Es gibt inzwischen ja immer mehr sogennante „Flexitarier“, wozu auch ich mich zähle. Flexitarier ist grob gesagt eine Person, die wenig Fleisch und Fisch ist, dafür aber bewusst und idealerweise in Bio-Qualität (-> hier gibt’s eine detailliertere Erklärung). Ich würde mich allerdings nie als Teilzeit-Vegi bezeichnen, weil das total absurd ist, auch wenn es bei mir auf viele Fleischsorten zutrifft, dass ich sie aus ethischen Gründen nicht esse.

Nun denken viele: Wenn ich kein Fleisch esse, dann kann ich ja Fisch essen. Leider wird dabei nicht berücksichtigt, dass auch beim Fischfang oft Delfine oder andere Tiere in die Netze geraten. Deshalb ist es auch hier wichtig, dass man versucht, nachhaltigen Fisch zu kaufen. Natürlich funktioniert das nicht immer, aber es ist schon ein Anfang, wenn man sich dessen bewusst wird, was auf den Teller kommt. Mit der Zeit entwickelt sich dieses Bewusstsein immer mehr, so wie es bei mir der Fall ist. Was gar nichts bringt, sind Moralapostel, die den Menschen Fleisch und Fisch vermiesen wollen. Viel besser ist es doch, wenn man Alternativen aufzeigt und sagt, wie man die Welt mit kleinen Veränderungen etwas besser machen kann und dazu sich auch gesünder ernähren kann. Radikale Veränderungen sind selten gut. Schritt für Schritt mehr Ethik in sein Leben zu bringen, ist so viel besser und fühlt sich auch gut an.

Etwas die Welt verbessern kann man zum Beispiel, wenn man regionalen Schweizer Fisch isst, der nachhaltig produziert wird und kurze Transportwege hat. Das trifft auf den Fisch von „La Perche Loë“ zu, über den ich beim Dinner viel erfahren habe.

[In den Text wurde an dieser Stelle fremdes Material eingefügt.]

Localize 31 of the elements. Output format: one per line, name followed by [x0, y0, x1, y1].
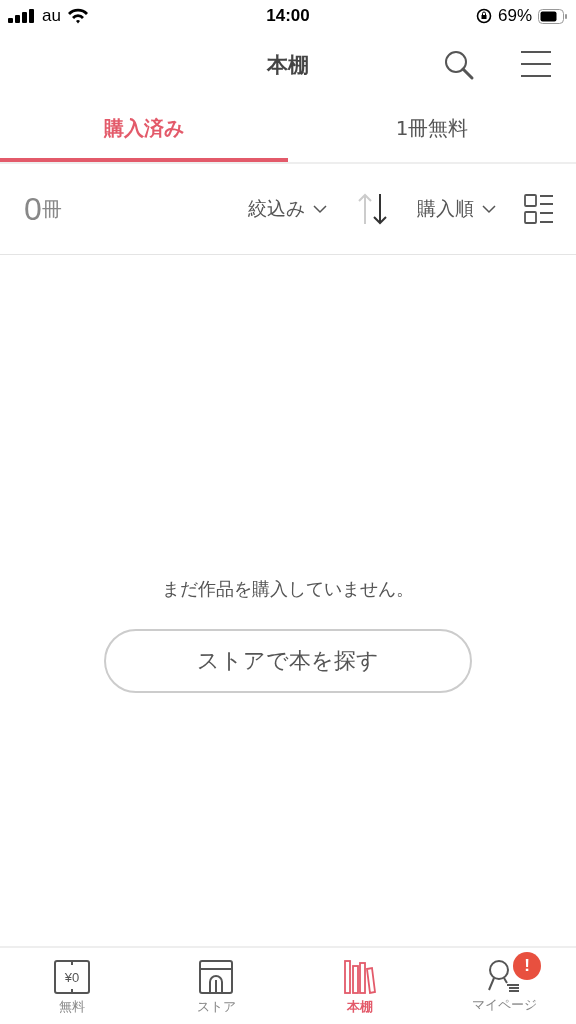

«Die Qualität unserer Produkte hat nichts mit Zufall zu tun. Sie ist das Resultat jahrelanger Anstrengungen in der Produktion und bei der Entwicklung unserer Produkte. Im Zentrum unseres Handelns steht stets der Respekt gegenüber der Würde des Tiers und der Umwelt und die Einhaltung strengster Qualitätskriterien.»
David Morard, Direktor Valperca AG

Dies sagte David Morard, der sich in den letzten Jahren ein unglaubliches Know-how im Bereich Nachhaltigkeit & Ethik in der Fischerei angeeignet hat. Weiter sagt er:

LA PERCHE LOË steht für die einzigen Egli, welche – vom Laich bis zum Filet – zu 100% aus der Schweiz stammen. Sie wachsen ohne jegliche Medikamente und Antibiotika bei der Firma Valperca in Raron im Wallis im klaren und sauberen Bergwasser aus dem Lötschbergmassiv heran. Gerade die Wasserqualität ist eine der Grundvoraussetzungen für ein hervorragendes Produkt. Die zarten, festen Egli LA PERCHE LOË können sogar roh genossen werden.

Genau das haben wir auch gemacht und mit einem feinen Apéro den Abend gestartet: Es gab

  • Geräuchertes Eglifilet mit Rösti
  • Eglitartar mit Gurke
  • Egliknusperli mit kandierter Olive

Foto: Walery Osowieky

Foto: Walery Osowieky

Nach dem Vortrag und dem Apero, haben wir es uns am schön gedeckten Tisch auf der Terrasse bequem gemacht und liessen uns von Vreni Giger kulinarisch verführen. Wir waren ein lustiges Grüppchen, unter anderem war Rita von „Die Angelones“ und Nancy von „Cookies Secrets“ mit Begleitung dabei. Später kam auch noch mein sympathischer Arbeitskollege Dimitri mit seiner Frau Mamiko. Sie sind beide Blogger und haben den bekannten Blog Newly Swissed, wobei es bei der Autorenschaft fast schon ein Online Magazin ist. Ich wurde von meiner bezaubernden Tochter begleitet, mit der ich gemeinsam Zeit verbringen wollte, ihr aber auch die Nachhaltigkeit so näher bringen wollte. Wir hatten einen wunderbar lustigen Abend, den ich sehr gerne in meiner Erinnerung behalten werde.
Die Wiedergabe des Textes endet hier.